大学病院の研修医
2024年09月15日
企業に所属していると、いつのまにか他社では通用しない社内特有の常識感覚に戸惑うことがあります。時間が経つにつれ、あるレベルまでは組織のルールに従い妥協点を探ることに注力する方が組織に馴染みやすいのは確かですが、ごく一部の専門職を除けば本当に自分のやりたい事だけが仕事として与えられる訳ではありません。最近の転職市場の動向を見ていても、何かしらのアルゴリズム(キーワード等)で面接を確約する自動メールが配信されてくるケースが増えました。結局、多くの登録者の中から1人ずつの職務経歴書を読む時間はおそらく数秒~1分程度ですから、募集側の人事採用担当の立場からすればこの自動配信機能は時間節約には役立ちますが「採用スキルを獲得する・身に付ける」という点では大きな落とし穴があるように思います。

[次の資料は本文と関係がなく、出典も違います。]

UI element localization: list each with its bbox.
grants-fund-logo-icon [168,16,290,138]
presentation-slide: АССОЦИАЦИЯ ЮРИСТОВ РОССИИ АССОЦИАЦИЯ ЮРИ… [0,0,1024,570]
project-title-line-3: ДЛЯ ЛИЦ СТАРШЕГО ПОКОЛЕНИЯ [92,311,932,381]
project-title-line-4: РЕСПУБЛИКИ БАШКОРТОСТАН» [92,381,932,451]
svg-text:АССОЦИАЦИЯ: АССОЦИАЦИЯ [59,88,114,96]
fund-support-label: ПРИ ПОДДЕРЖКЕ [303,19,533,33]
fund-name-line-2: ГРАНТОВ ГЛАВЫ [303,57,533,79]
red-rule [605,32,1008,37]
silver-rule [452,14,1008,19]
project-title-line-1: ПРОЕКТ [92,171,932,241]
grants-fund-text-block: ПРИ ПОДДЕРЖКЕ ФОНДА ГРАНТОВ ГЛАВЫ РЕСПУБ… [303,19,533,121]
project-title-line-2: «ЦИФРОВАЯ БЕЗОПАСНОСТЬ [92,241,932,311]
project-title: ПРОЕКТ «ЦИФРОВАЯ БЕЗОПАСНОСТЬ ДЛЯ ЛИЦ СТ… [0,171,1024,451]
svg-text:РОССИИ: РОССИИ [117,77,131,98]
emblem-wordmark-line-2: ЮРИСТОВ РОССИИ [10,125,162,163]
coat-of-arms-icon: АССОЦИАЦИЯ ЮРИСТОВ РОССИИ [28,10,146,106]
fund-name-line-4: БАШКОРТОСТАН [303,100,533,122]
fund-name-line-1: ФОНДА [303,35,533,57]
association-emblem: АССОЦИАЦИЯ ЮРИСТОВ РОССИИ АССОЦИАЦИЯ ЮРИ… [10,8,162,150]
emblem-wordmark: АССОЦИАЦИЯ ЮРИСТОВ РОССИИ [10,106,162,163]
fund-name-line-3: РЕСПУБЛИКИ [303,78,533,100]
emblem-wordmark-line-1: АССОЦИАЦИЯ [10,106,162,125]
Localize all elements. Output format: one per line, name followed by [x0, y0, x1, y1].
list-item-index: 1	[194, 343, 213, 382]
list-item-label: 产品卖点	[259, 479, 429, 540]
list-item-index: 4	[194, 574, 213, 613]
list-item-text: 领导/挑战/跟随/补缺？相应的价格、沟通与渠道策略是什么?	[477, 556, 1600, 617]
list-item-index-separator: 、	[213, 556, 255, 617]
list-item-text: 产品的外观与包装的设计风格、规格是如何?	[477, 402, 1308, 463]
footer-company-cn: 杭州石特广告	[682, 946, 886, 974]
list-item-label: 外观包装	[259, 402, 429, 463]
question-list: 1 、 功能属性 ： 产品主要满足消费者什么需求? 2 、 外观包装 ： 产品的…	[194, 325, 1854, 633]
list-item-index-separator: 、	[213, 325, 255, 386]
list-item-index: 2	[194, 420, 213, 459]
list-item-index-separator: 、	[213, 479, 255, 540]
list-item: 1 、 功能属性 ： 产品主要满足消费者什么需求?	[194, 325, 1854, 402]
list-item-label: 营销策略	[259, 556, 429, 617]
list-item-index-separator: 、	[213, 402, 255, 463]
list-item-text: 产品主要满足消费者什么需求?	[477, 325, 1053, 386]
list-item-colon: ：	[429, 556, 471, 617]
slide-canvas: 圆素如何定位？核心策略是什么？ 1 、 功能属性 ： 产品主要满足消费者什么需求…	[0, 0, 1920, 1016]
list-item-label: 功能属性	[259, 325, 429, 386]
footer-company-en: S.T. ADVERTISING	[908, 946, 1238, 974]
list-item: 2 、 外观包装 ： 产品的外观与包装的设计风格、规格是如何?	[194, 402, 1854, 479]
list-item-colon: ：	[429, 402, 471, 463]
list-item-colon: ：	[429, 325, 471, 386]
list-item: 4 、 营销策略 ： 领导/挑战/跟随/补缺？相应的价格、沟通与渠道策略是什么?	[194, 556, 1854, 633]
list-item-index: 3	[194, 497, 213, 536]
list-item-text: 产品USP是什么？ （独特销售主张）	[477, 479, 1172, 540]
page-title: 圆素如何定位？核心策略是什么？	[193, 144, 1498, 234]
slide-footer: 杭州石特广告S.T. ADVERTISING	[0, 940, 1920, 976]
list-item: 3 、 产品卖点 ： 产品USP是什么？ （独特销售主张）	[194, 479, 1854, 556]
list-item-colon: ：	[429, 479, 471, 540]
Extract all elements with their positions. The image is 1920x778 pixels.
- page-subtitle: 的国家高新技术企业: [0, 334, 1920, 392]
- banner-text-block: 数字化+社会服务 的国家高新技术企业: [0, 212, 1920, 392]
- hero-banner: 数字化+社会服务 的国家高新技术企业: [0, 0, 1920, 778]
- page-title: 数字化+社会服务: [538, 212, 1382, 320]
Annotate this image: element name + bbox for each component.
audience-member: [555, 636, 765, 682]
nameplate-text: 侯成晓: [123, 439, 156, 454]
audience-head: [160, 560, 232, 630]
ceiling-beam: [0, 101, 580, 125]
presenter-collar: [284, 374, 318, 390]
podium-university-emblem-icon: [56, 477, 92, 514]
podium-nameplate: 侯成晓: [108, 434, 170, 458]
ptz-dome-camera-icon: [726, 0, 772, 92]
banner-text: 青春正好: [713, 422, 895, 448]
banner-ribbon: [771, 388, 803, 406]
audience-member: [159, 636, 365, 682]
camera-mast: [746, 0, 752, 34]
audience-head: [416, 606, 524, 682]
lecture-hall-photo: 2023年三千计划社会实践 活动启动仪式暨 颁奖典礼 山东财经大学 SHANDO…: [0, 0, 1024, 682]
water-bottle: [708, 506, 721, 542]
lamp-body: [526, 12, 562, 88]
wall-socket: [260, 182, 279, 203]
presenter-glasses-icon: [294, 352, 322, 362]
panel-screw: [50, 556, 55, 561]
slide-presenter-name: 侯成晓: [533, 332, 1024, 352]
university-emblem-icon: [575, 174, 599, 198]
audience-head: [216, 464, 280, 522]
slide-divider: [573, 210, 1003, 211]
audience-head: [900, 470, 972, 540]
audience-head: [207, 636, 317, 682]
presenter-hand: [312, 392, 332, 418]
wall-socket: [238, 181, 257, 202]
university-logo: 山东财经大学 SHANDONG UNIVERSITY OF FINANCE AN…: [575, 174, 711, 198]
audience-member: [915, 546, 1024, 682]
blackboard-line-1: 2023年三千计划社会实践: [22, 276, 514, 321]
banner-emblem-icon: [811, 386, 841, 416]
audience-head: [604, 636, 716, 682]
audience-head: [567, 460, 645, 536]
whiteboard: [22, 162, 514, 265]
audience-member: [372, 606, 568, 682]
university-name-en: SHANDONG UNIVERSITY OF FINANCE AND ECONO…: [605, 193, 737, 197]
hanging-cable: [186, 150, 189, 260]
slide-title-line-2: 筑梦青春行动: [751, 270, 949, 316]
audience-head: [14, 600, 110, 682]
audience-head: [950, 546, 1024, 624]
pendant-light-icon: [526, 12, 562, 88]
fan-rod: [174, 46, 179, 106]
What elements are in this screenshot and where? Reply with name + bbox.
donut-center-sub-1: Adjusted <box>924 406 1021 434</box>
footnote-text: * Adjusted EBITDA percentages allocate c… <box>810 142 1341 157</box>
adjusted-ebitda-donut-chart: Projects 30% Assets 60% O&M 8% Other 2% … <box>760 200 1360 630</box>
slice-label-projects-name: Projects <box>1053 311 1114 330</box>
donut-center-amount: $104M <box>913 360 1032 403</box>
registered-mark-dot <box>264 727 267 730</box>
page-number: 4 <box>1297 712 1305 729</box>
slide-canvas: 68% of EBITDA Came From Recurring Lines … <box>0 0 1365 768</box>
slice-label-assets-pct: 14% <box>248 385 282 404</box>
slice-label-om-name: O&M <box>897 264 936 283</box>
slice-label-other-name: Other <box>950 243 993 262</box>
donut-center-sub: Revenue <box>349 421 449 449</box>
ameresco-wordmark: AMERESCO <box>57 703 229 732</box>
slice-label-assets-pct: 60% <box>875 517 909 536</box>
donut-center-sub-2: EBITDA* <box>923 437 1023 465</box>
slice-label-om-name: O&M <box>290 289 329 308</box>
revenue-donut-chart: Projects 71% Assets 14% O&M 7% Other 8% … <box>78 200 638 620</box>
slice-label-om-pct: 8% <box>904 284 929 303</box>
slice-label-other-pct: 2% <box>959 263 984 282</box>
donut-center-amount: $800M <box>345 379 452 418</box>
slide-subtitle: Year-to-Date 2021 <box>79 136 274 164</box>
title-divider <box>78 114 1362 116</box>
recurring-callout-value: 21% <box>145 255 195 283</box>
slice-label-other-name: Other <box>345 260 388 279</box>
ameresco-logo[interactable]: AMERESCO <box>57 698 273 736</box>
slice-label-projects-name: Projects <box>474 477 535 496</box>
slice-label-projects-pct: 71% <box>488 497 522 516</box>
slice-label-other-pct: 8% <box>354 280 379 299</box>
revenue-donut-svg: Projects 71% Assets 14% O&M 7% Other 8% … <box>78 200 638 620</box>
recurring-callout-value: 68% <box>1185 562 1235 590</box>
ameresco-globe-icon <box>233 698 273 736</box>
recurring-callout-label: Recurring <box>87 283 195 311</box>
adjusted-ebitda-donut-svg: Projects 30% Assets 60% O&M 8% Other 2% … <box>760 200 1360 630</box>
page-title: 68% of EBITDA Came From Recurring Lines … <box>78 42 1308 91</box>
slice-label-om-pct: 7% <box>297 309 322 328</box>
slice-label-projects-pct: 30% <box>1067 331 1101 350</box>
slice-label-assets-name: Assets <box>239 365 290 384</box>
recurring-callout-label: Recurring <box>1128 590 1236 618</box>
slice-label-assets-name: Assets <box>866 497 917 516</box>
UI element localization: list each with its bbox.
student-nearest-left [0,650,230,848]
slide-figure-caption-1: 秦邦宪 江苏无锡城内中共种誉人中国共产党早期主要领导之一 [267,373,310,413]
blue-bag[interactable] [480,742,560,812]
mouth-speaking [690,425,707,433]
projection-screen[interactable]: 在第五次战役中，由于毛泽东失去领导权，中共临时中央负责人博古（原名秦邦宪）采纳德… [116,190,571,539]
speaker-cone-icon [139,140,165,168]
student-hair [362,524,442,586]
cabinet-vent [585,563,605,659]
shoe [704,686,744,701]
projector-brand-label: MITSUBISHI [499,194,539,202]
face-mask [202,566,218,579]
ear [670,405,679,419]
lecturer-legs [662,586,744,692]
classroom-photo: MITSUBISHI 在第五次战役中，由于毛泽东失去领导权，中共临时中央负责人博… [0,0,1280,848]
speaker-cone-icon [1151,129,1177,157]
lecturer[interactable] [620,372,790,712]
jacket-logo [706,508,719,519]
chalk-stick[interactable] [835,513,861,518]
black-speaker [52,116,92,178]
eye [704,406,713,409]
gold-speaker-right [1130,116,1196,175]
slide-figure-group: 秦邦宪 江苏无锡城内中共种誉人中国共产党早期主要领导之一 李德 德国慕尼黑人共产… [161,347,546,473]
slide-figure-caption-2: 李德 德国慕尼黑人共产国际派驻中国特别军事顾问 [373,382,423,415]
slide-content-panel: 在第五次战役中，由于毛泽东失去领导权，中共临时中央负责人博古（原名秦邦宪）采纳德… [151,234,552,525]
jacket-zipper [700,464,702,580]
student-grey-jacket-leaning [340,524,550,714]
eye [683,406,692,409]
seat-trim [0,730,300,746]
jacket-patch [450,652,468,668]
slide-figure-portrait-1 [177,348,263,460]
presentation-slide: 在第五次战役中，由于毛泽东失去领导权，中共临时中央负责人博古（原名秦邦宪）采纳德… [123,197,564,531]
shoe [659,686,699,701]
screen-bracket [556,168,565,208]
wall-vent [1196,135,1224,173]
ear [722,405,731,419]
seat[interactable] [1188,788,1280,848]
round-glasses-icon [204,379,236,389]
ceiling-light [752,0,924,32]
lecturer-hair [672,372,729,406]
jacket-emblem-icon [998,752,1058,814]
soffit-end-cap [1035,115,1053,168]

さて、大学病院に入院していると専門診療科の指導医・担当医に研修医が同行してくるのが普通です。編集人の場合は、日本で数例しか臨床例のない難病疾患のため年数回の入院治療が必要な場合もあり、一旦救急救命処置が終われば主治医(指導医)以外はまだ臨床経験の浅い医師(研修医を含む)が担当となることも少なくありません。もちろん、現在治療を受けている大学病院でも初の臨床例患者ですから、正直主治医でもわからないことが多くあります。しかし、難病治療・研究という観点で見れば、主治医を含めて新たな経験を積む機会であり、様々な症状から稀であっても疑われる疾患のことを学び将来の医療に活かすことに繋がると考えています。その中でも最も大切だと思うことは、些細なことでも患者の声に耳を傾けてくれる医師の存在です。
編集人は心臓の近くまでカテーテルを挿入する血漿交換治療を受けていますが、研修医が指導医の指導の下で初めての頸部大静脈切開・挿入・縫合まで行うこと(経験を積むこと)が多々あります。入院中は何かと不安を抱えますが、医師との信頼関係があればこそ辛い治療や入院生活にも耐えられるのです。